Warga Indonesia pun ikut senang. Surya Paloh sebagai pemilik “Vista” bersama Lestary Luhur sebagai Manajer Periklanan dan Derek Manangka sebagai ‘Pemred’, sempat membawa Haing S.Ngor ke Taman Impian Jaya, Ancol menikmati kuliner sea food sekaligus merayakan suka cita aktor Hollywood tersebut.
“Kalaupun saya mati lusa, saya sudah tenang”, ujar Ngor yang ketika penyelenggaraan JIM (Jakarta Informal Meeting) harus terbang ke Jakarta dari Los Angeles dengan status sebagai peninjau independen.
Ngor di tahun 1988 itu sudah hidup mapan sebagai salah seorang selebriti Hollywood. Mapan, bukan hanya karena bayaran main film dan royalty atas buku biografinya yang laris dengan bayaran lumayan besar. Tapi juga berkat penghasilannyan sebagai seorang dokter spesialis.
Sebelumnya, Haing S.Ngor termasuk tokoh keturunan Kamboja yang pesimis. Tidak yakin rakyat Kamboja masih bisa berdamai. Kamboja negeri kelahirannya, sudah menjadi tempat bermukim oleh banyak politisi busuk. Mereka inilah yang diduga menjadi penyebab timbulnya konflik.
Konflik yang dimulai dari saling memfitnah dan menyebar pernyataan-pernyataan bermuatan kebencian ataupun fakta fiktif, ujung-ujungnya terjadi permusuhan yang berakhir dengan saling membunuh.
Saling bunuh yang didahului perang fitnah, sudah merupakan hal yang lumrah di negara tersebut.

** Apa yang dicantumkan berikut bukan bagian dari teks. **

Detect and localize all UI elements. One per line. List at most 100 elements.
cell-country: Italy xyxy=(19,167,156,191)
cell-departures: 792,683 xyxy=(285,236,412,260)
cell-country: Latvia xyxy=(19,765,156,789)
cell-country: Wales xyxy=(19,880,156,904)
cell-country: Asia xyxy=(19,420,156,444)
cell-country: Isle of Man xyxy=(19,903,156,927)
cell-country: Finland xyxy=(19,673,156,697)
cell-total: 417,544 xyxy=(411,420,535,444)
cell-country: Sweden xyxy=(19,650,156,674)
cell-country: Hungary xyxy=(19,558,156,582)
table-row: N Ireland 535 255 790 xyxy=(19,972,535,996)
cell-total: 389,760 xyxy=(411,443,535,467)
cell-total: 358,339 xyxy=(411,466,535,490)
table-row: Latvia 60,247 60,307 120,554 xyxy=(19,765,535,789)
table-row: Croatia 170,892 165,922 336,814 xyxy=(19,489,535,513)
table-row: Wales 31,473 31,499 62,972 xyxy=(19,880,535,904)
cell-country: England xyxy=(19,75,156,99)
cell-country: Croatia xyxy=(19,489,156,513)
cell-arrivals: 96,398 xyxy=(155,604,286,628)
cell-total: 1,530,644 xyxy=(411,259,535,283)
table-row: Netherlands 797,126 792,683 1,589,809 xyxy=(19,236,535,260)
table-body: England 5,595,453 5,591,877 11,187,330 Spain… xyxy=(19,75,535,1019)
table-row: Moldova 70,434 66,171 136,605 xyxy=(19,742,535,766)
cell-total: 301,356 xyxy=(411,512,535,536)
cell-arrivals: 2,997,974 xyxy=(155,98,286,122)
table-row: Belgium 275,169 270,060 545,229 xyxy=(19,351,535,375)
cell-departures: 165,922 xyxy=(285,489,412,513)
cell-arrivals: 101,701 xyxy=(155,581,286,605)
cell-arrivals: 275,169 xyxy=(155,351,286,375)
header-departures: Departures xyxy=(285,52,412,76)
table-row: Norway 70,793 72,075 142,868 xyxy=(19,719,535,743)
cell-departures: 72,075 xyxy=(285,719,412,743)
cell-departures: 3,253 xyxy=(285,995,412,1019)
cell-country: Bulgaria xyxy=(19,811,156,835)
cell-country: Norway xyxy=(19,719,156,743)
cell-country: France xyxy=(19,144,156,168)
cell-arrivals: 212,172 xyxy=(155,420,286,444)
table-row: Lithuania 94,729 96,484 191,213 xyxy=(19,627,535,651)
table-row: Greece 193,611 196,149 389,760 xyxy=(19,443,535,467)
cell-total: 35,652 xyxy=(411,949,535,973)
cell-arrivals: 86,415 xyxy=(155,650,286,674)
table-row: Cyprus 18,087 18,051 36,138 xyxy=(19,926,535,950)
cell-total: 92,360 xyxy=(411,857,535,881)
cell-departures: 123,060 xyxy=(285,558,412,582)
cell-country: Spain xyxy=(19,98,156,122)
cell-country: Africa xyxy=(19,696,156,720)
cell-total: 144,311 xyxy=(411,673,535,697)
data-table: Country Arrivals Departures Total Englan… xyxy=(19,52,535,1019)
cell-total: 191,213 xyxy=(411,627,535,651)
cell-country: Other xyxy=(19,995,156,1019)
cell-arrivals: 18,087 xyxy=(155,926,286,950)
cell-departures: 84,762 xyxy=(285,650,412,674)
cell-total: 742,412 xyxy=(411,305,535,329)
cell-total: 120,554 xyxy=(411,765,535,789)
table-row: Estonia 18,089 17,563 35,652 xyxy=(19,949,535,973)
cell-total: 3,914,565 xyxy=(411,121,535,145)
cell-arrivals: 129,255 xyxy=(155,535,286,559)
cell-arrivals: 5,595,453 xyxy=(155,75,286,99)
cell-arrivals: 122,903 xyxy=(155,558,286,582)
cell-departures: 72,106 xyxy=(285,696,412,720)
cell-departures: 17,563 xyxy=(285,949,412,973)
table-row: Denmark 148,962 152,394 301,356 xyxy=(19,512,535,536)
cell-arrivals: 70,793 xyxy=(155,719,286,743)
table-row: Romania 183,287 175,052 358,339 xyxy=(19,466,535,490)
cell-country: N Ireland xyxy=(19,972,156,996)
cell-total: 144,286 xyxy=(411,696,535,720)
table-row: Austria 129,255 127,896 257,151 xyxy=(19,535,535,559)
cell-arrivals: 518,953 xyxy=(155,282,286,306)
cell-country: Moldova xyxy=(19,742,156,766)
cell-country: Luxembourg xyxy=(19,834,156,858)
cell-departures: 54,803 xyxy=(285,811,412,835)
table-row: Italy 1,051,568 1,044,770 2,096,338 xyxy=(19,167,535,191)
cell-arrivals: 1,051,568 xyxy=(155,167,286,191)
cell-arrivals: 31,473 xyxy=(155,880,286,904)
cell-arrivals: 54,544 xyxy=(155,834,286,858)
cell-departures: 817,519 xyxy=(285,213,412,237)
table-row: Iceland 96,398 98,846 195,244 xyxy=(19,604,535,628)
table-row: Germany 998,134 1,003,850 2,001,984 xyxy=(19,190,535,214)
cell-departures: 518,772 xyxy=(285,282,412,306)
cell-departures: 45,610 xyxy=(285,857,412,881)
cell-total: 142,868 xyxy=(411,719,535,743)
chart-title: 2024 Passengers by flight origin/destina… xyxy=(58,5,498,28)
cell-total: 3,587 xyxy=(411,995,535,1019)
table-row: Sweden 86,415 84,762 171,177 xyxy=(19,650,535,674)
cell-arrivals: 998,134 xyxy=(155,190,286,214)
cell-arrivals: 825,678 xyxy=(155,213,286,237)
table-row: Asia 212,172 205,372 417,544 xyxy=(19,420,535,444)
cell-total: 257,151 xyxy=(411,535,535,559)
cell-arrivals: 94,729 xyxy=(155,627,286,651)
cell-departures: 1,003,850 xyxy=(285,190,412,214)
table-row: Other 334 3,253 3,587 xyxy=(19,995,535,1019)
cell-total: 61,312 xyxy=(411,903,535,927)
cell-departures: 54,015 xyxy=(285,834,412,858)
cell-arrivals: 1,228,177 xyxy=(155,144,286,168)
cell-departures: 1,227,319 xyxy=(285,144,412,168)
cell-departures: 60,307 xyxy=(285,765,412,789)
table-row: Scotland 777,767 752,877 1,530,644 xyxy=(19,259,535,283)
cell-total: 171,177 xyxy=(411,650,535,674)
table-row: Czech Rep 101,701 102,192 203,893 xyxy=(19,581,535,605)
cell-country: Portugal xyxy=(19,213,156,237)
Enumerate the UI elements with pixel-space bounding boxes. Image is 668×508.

Saling bunuh antar sesama warga Kamboja itu sendiri semakin menjadi-jadi karena ternyata di dalamnya ada bensin yang disiram oleh pihak asing.

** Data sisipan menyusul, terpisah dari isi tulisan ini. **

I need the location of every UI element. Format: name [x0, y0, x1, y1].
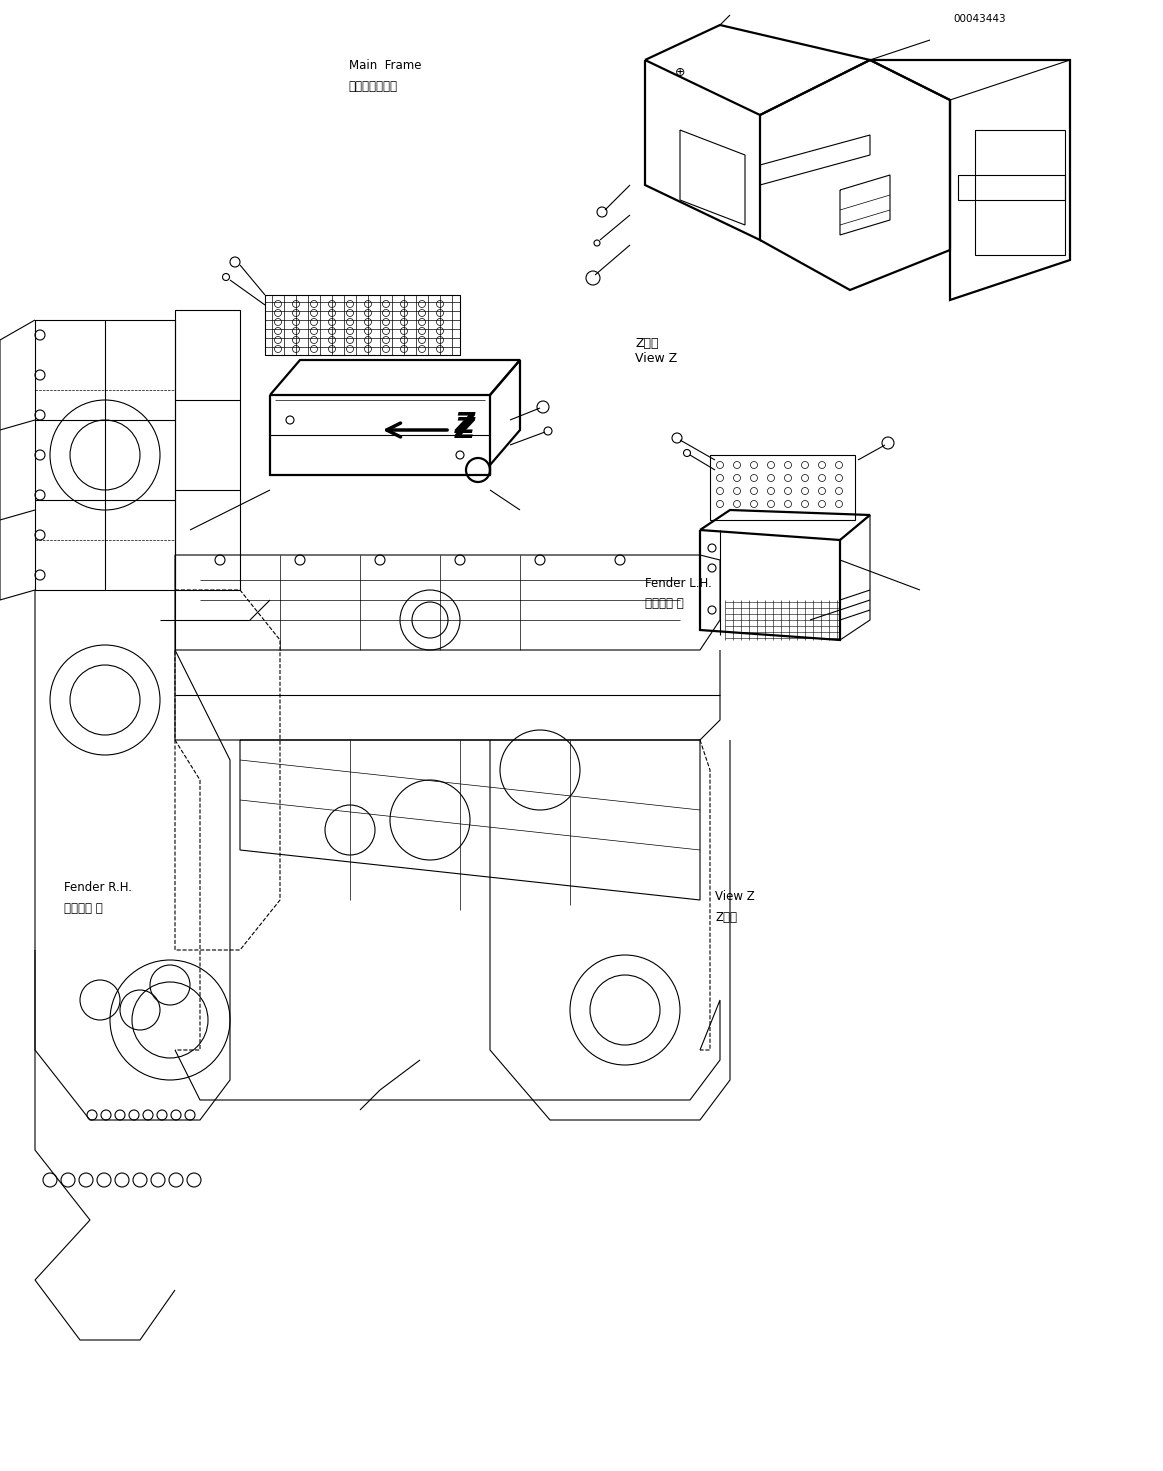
Text: Z　視: Z 視 [635, 337, 658, 350]
Text: ⊕: ⊕ [675, 66, 685, 78]
Text: Fender R.H.: Fender R.H. [64, 881, 131, 894]
Text: フェンダ 右: フェンダ 右 [64, 902, 102, 915]
Text: Fender L.H.: Fender L.H. [645, 577, 712, 590]
Text: View Z: View Z [635, 352, 677, 365]
Text: Z: Z [455, 410, 476, 438]
Text: Z　視: Z 視 [715, 911, 737, 924]
Text: View Z: View Z [715, 890, 755, 903]
Text: Z: Z [455, 416, 476, 444]
Text: 00043443: 00043443 [954, 13, 1006, 24]
Text: Main  Frame: Main Frame [349, 59, 421, 72]
Text: メインフレーム: メインフレーム [349, 79, 398, 93]
Text: フェンダ 左: フェンダ 左 [645, 597, 684, 610]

Pihak asing ini agendanya hanya satu: menciptakan ketidak stabilan sehingga asing bisa menanamkan pengaruh lantas menentukan arah kebijakan. Meminjam istilah anak gaul zaman ini, UUD, Ujung-Ujungnya Duit.
Orang pertama yang jadi korban, adalab sang raja, Norodom Sihanouk. Raja kharismatik Kamboja diisukan sebagai pemimpin pro komunis.
Itu sebabnya dia digulingkan pada Maret 1970 oleh Lon Nol, seorang Jenderal dukungan Amerika. Penggulingan Sihanouk menimbulkan perang saudara di Kamboja. Sebab sistem monarkhi yang sudah lama berjalan dan dinikmati sebagai sebuah kenyaman, diganti dengan sistem demokrasi. Namun demokrasi tersebut rupanya hanya dinikmati oleh segelintir elit.
Lon Nol yang merupakan antek Amerika, akhirnya dikudeta oleh kelompok komunis. Secara resmi rezim Lon Nol berkuasa hingga tahun 1975. Tapi secara de facto hanya memerintah sekitar 3 tahun.
Lon Nol mengasingkan diri ke Hawaii. Sebelum ke Hawaii, Lon Nol transit di Jakarta dan sempat dijamu oleh Presiden Soeharto yang saat itu juga dikenal sebagai antek Washington.
Militer komunis yang menggulingankan Lon Nol dipimpin oleh Pol Pot. Di era Pol Pot, rakyat Kamboja mengalami derita yang lebih parah. Sebab Pol Pot yang didukung komunis RRT, membantai warga sipil seenak perutnya, sesuka hatinya.
Angka persisnya, tak ada yang tahu. Namun dari peristiwa inilah kemudian dikenal istilah “ethnic cleansing” dan “genocide”.
Ada yang menyebut orang Kamboja yang dibunuh rezim Pol Pot, mencapai tiga juta jiwa.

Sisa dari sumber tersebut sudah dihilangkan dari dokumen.